The PATHS® Curriculum Outcomes in the Fast Track Project
Fast Track was a large, randomized trial of a multifaceted intervention designed to reduce serious aggression and conduct problems. It was conducted in four American locations (Seattle, WA, Nashville, TN, Durham, NC, rural Pennsylvania), and in each location there were approximately 14 schools that were randomized equally to intervention vs. comparison conditions. Schools were chosen because they were in neighborhoods of high crime and economic decline. The PATHS® curriculum served as the universal intervention and was integrated with five other targeted programs that were designed to be used only with children showing early, significant behavior problems.

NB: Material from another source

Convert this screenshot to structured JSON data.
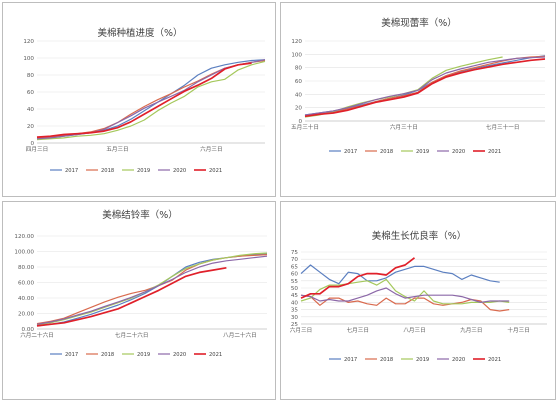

The PATHS® curriculum, in conjunction with other Fast Track interventions, was conducted over three successive years with three cohorts of first graders, resulting in a total of 198 program classrooms and 180 matched comparisons across the three cohorts. These classrooms included approximately 7,000 children. The percentage of children receiving free or reduced lunch was 55% and the mean percentage of ethnic minority children attending the schools was 49%. There were no demographic differences between intervention and control schools. Although there were substantial differences between sites in the degree of risk related to their school locations, there was considerable risk in the average school.
Findings in First Grade
Findings at the end of first grade indicated improved social adaptation at multiple levels in schools in which the PATHS® curriculum was utilized. Relative to classrooms in the control schools, children in classrooms that received the universal intervention showed lower mean levels of peer-nominated aggression and hyperactivity and higher numbers of peer-nominated prosocial students. Furthermore, classrooms that received the universal intervention were rated as having more positive classroom atmospheres based on ratings of independent observers, and teachers rated their students as lower in disruptive behavior (Conduct Problems Prevention Research Group, 1999).
PATHS® Universal Intervention
End of First Grade (1 Year of Intervention)
Children who received the PATHS® Curriculum rated their classmates as significantly less aggressive than did children in randomized comparison classes. (Conduct Disorders Prevention Research Group, 1999)
Independent observers rated PATHS® classrooms as having a significantly more positive classroom atmosphere. (Conduct Disorders Prevention Research Group, 1999)
Findings In Third Grade (CPPRG , 2010)
A second study with the Fast Track schools studied 2937 children of multiple ethnicities who remained in the same intervention or control schools for grades 1, 2, and 3. The study involved a clustered randomized trial involving sets of schools randomized within three U.S. locations.
The results at the end of third grade provide evidence of PATHS® effectiveness for both promoting social competence and reducing aggressive behavior problems. Teachers rated students in PATHS® schools as having lower rates of disruptive behavior problems and higher rates of academic engagement and social competence. Children who exhibited the highest rates of baseline aggression (by teacher report) before intervention and received the intervention showed the largest reductions in aggression by the end of third grades. Peer ratings indicated that boys in PATHS® schools had lower rates of peer-rated aggressive and hyperactive-disruptive behavior. These findings reflect consistent, but modest effects of the universal-level prevention activities on behavior, for children who remain in the same school for three years of sustained exposure. Notably, along with effects on social behavior, these findings demonstrate improved classroom behavior and teacher perceptions of more effective academic engagement, including increased self-control and on-task behavior.
This is the largest study of its kind indicating the efficacy of school-based, universal interventions during the elementary school years for both the promotion of competence).